36 The issue is implicit in several of the opinions of the Justices in New York Times Co. v. United States, 403 U.S. 713 (1971). See id., 727, 728–730 (Justice Stewart concurring), 752, 756–759 (Justice Harlan dissenting). Assertions of inherent power to sustain presidential action were made in Dames & Moore v. Regan, 453 U.S. 654 (1981), but the Court studiously avoided these arguments in favor of a somewhat facile statutory analysis. Separation–of–powers analysis informed the Court’s decisions in United States v. Nixon, 418 U.S. 683 (1974), Nixon v. Administrator of General Services, 433 U.S. 425 (1977), Nixon v. Fitzgerald, 457 U.S. 731 (1982), and Harlow v. Fitzgerald, 457 U.S. 800 (1982). While perhaps somewhat latitudinarian in some respect of the President’s powers, the analysis looks away from inherent powers. But see Haig v. Agee, 453 U.S. 280 (1981), in which the statutory and congressional ratification analyses is informed with a view of a range of presidential foreign affairs discretion combined with judicial deference according the President de facto much of the theoretically– based authority spelled out in Curtiss–Wright.
37 343 U.S. 579 (1952). See Corwin, The Steel Seizure Case: A Judicial Brick Without Straw, 53 Colum.
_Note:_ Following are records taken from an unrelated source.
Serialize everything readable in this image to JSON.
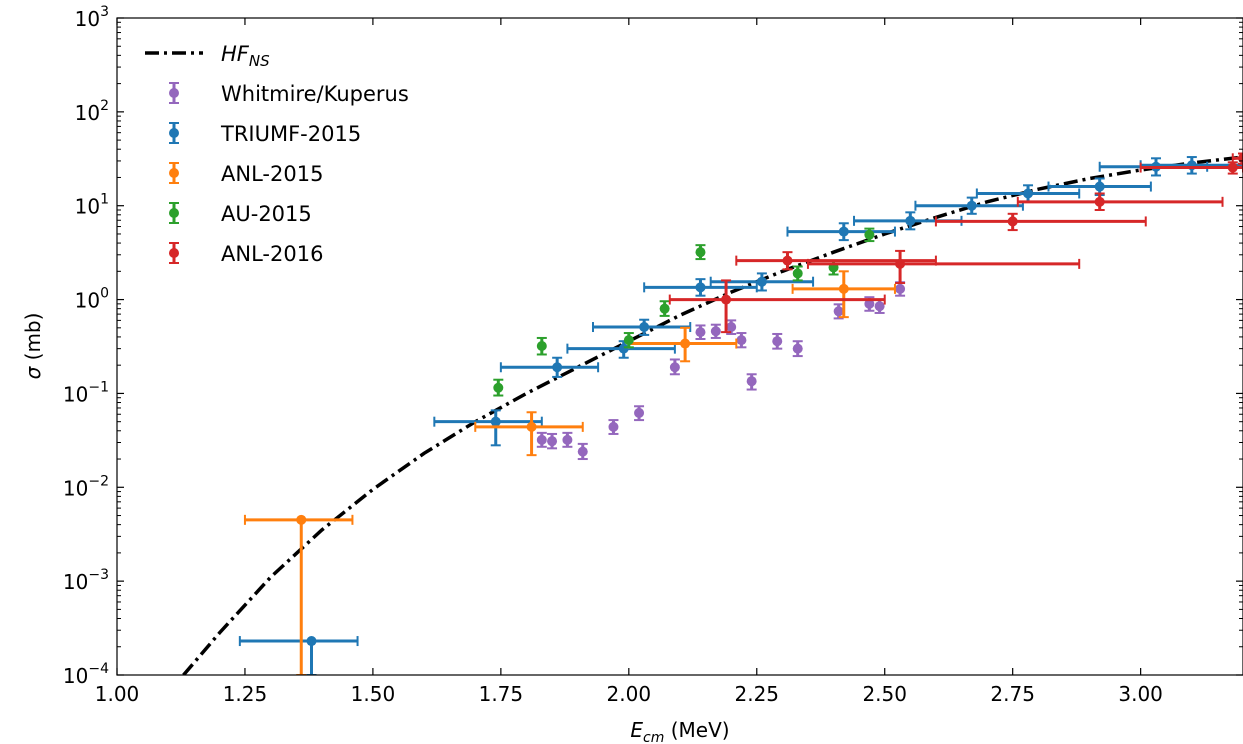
{
  "chart_data": {
    "type": "scatter",
    "xlabel": "E",
    "xlabel_sub": "cm",
    "xlabel_unit": " (MeV)",
    "ylabel_symbol": "σ",
    "ylabel_unit": " (mb)",
    "xlim": [
      1.0,
      3.2
    ],
    "ylim": [
      0.0001,
      1000
    ],
    "yscale": "log",
    "grid": false,
    "legend_position": "top-left",
    "x_ticks": [
      {
        "value": 1.0,
        "label": "1.00"
      },
      {
        "value": 1.25,
        "label": "1.25"
      },
      {
        "value": 1.5,
        "label": "1.50"
      },
      {
        "value": 1.75,
        "label": "1.75"
      },
      {
        "value": 2.0,
        "label": "2.00"
      },
      {
        "value": 2.25,
        "label": "2.25"
      },
      {
        "value": 2.5,
        "label": "2.50"
      },
      {
        "value": 2.75,
        "label": "2.75"
      },
      {
        "value": 3.0,
        "label": "3.00"
      }
    ],
    "y_ticks": [
      {
        "value": 0.0001,
        "base": "10",
        "exp": "−4"
      },
      {
        "value": 0.001,
        "base": "10",
        "exp": "−3"
      },
      {
        "value": 0.01,
        "base": "10",
        "exp": "−2"
      },
      {
        "value": 0.1,
        "base": "10",
        "exp": "−1"
      },
      {
        "value": 1,
        "base": "10",
        "exp": "0"
      },
      {
        "value": 10,
        "base": "10",
        "exp": "1"
      },
      {
        "value": 100,
        "base": "10",
        "exp": "2"
      },
      {
        "value": 1000,
        "base": "10",
        "exp": "3"
      }
    ],
    "model": {
      "name": "HF",
      "name_sub": "NS",
      "color": "#000000",
      "x": [
        1.13,
        1.2,
        1.3,
        1.4,
        1.5,
        1.6,
        1.7,
        1.8,
        1.9,
        2.0,
        2.1,
        2.2,
        2.3,
        2.4,
        2.5,
        2.6,
        2.7,
        2.8,
        2.9,
        3.0,
        3.1,
        3.2
      ],
      "y": [
        0.0001,
        0.00028,
        0.0011,
        0.0035,
        0.0095,
        0.023,
        0.05,
        0.1,
        0.19,
        0.36,
        0.68,
        1.2,
        2.0,
        3.2,
        5.0,
        7.5,
        11.0,
        15.0,
        19.5,
        24.0,
        28.5,
        33.0
      ]
    },
    "series": [
      {
        "name": "Whitmire/Kuperus",
        "color": "#9467bd",
        "points": [
          {
            "x": 1.83,
            "y": 0.032,
            "lo": 0.027,
            "hi": 0.038
          },
          {
            "x": 1.85,
            "y": 0.031,
            "lo": 0.026,
            "hi": 0.037
          },
          {
            "x": 1.88,
            "y": 0.032,
            "lo": 0.027,
            "hi": 0.038
          },
          {
            "x": 1.91,
            "y": 0.024,
            "lo": 0.02,
            "hi": 0.029
          },
          {
            "x": 1.97,
            "y": 0.044,
            "lo": 0.037,
            "hi": 0.052
          },
          {
            "x": 2.02,
            "y": 0.062,
            "lo": 0.052,
            "hi": 0.073
          },
          {
            "x": 2.09,
            "y": 0.19,
            "lo": 0.16,
            "hi": 0.23
          },
          {
            "x": 2.14,
            "y": 0.45,
            "lo": 0.38,
            "hi": 0.53
          },
          {
            "x": 2.17,
            "y": 0.46,
            "lo": 0.39,
            "hi": 0.54
          },
          {
            "x": 2.2,
            "y": 0.51,
            "lo": 0.43,
            "hi": 0.6
          },
          {
            "x": 2.22,
            "y": 0.37,
            "lo": 0.31,
            "hi": 0.44
          },
          {
            "x": 2.24,
            "y": 0.135,
            "lo": 0.11,
            "hi": 0.16
          },
          {
            "x": 2.29,
            "y": 0.36,
            "lo": 0.3,
            "hi": 0.43
          },
          {
            "x": 2.33,
            "y": 0.3,
            "lo": 0.25,
            "hi": 0.36
          },
          {
            "x": 2.41,
            "y": 0.75,
            "lo": 0.63,
            "hi": 0.89
          },
          {
            "x": 2.47,
            "y": 0.9,
            "lo": 0.76,
            "hi": 1.06
          },
          {
            "x": 2.49,
            "y": 0.85,
            "lo": 0.72,
            "hi": 1.0
          },
          {
            "x": 2.53,
            "y": 1.3,
            "lo": 1.1,
            "hi": 1.53
          }
        ]
      },
      {
        "name": "TRIUMF-2015",
        "color": "#1f77b4",
        "points": [
          {
            "x": 1.38,
            "y": 0.00023,
            "lo": 0.0001,
            "hi": 0.00023,
            "xlo": 1.24,
            "xhi": 1.47
          },
          {
            "x": 1.74,
            "y": 0.05,
            "lo": 0.028,
            "hi": 0.066,
            "xlo": 1.62,
            "xhi": 1.83
          },
          {
            "x": 1.86,
            "y": 0.19,
            "lo": 0.15,
            "hi": 0.24,
            "xlo": 1.75,
            "xhi": 1.94
          },
          {
            "x": 1.99,
            "y": 0.3,
            "lo": 0.24,
            "hi": 0.36,
            "xlo": 1.88,
            "xhi": 2.09
          },
          {
            "x": 2.03,
            "y": 0.51,
            "lo": 0.42,
            "hi": 0.61,
            "xlo": 1.93,
            "xhi": 2.12
          },
          {
            "x": 2.14,
            "y": 1.35,
            "lo": 1.1,
            "hi": 1.65,
            "xlo": 2.03,
            "xhi": 2.25
          },
          {
            "x": 2.26,
            "y": 1.55,
            "lo": 1.25,
            "hi": 1.9,
            "xlo": 2.16,
            "xhi": 2.36
          },
          {
            "x": 2.42,
            "y": 5.3,
            "lo": 4.3,
            "hi": 6.5,
            "xlo": 2.31,
            "xhi": 2.52
          },
          {
            "x": 2.55,
            "y": 6.9,
            "lo": 5.6,
            "hi": 8.5,
            "xlo": 2.44,
            "xhi": 2.65
          },
          {
            "x": 2.67,
            "y": 10.0,
            "lo": 8.2,
            "hi": 12.2,
            "xlo": 2.56,
            "xhi": 2.77
          },
          {
            "x": 2.78,
            "y": 13.5,
            "lo": 11.0,
            "hi": 16.5,
            "xlo": 2.68,
            "xhi": 2.88
          },
          {
            "x": 2.92,
            "y": 16.0,
            "lo": 13.0,
            "hi": 19.5,
            "xlo": 2.82,
            "xhi": 3.02
          },
          {
            "x": 3.03,
            "y": 26.0,
            "lo": 21.0,
            "hi": 32.0,
            "xlo": 2.92,
            "xhi": 3.13
          },
          {
            "x": 3.1,
            "y": 27.0,
            "lo": 22.0,
            "hi": 33.0,
            "xlo": 3.0,
            "xhi": 3.2
          }
        ]
      },
      {
        "name": "ANL-2015",
        "color": "#ff7f0e",
        "points": [
          {
            "x": 1.36,
            "y": 0.0045,
            "lo": 0.0001,
            "hi": 0.0045,
            "xlo": 1.25,
            "xhi": 1.46
          },
          {
            "x": 1.81,
            "y": 0.044,
            "lo": 0.022,
            "hi": 0.063,
            "xlo": 1.7,
            "xhi": 1.91
          },
          {
            "x": 2.11,
            "y": 0.34,
            "lo": 0.22,
            "hi": 0.5,
            "xlo": 2.0,
            "xhi": 2.21
          },
          {
            "x": 2.42,
            "y": 1.3,
            "lo": 0.65,
            "hi": 2.0,
            "xlo": 2.32,
            "xhi": 2.52
          }
        ]
      },
      {
        "name": "AU-2015",
        "color": "#2ca02c",
        "points": [
          {
            "x": 1.745,
            "y": 0.115,
            "lo": 0.095,
            "hi": 0.14
          },
          {
            "x": 1.83,
            "y": 0.32,
            "lo": 0.26,
            "hi": 0.39
          },
          {
            "x": 2.0,
            "y": 0.37,
            "lo": 0.31,
            "hi": 0.44
          },
          {
            "x": 2.07,
            "y": 0.8,
            "lo": 0.67,
            "hi": 0.96
          },
          {
            "x": 2.14,
            "y": 3.2,
            "lo": 2.7,
            "hi": 3.8
          },
          {
            "x": 2.33,
            "y": 1.9,
            "lo": 1.6,
            "hi": 2.25
          },
          {
            "x": 2.4,
            "y": 2.2,
            "lo": 1.85,
            "hi": 2.6
          },
          {
            "x": 2.47,
            "y": 4.9,
            "lo": 4.2,
            "hi": 5.7
          }
        ]
      },
      {
        "name": "ANL-2016",
        "color": "#d62728",
        "points": [
          {
            "x": 2.19,
            "y": 1.0,
            "lo": 0.45,
            "hi": 1.6,
            "xlo": 2.08,
            "xhi": 2.5
          },
          {
            "x": 2.31,
            "y": 2.6,
            "lo": 2.1,
            "hi": 3.2,
            "xlo": 2.21,
            "xhi": 2.6
          },
          {
            "x": 2.53,
            "y": 2.4,
            "lo": 1.5,
            "hi": 3.3,
            "xlo": 2.35,
            "xhi": 2.88
          },
          {
            "x": 2.75,
            "y": 6.8,
            "lo": 5.5,
            "hi": 8.2,
            "xlo": 2.6,
            "xhi": 3.01
          },
          {
            "x": 2.92,
            "y": 11.0,
            "lo": 9.0,
            "hi": 13.5,
            "xlo": 2.76,
            "xhi": 3.16
          },
          {
            "x": 3.18,
            "y": 25.5,
            "lo": 22.0,
            "hi": 29.0,
            "xlo": 3.0,
            "xhi": 3.2
          },
          {
            "x": 3.2,
            "y": 32.0,
            "lo": 28.0,
            "hi": 36.0,
            "xlo": 3.18,
            "xhi": 3.2
          }
        ]
      }
    ]
  }
}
L. Rev. 53 (1953). A case similar to Youngstown was AFL–CIO v. Kahn, 618 F.2d 784 (D.C.Cir.) (en banc), cert. den., 443 U.S. 915 (1979), sustaining a presidential order denying government contracts to companies failing to comply with certain voluntary wage and price guidelines on the basis of statutory interpretation of certain congressional delegations.
38 343 U.S. 593, 597–602 (Justice Frankfurter concurring, though he also noted he expressly joined Justice Black’s opinion as well), 634, 635–640 (Justice Jackson concurring), 655, 657 (Justice Burton concurring), 660 (Justice Clark concurring).
39 Id., 582 (Justice Black delivering the opinion of the Court), 629 (Justice Douglas concurring, but note his use of the Fifth Amendment just compensation argument), 634 (Justice Jackson concurring), 655 (Justice Burton concurring).
40 Id., 667 (Chief Justice Vinson and Justices Reed and Minton dissenting).
41 Myers v. United States, 272 U.S. 52 (1926); United States v. Curtiss–Wright Export Corp., 299 U.S. 304 (1936). Note that in Dames & Moore v. Regan, 453 U.S. 654, 659–662, 668–669 (1981), the Court turned to Youngstown as embodying “much relevant analysis” on an issue of presidential power.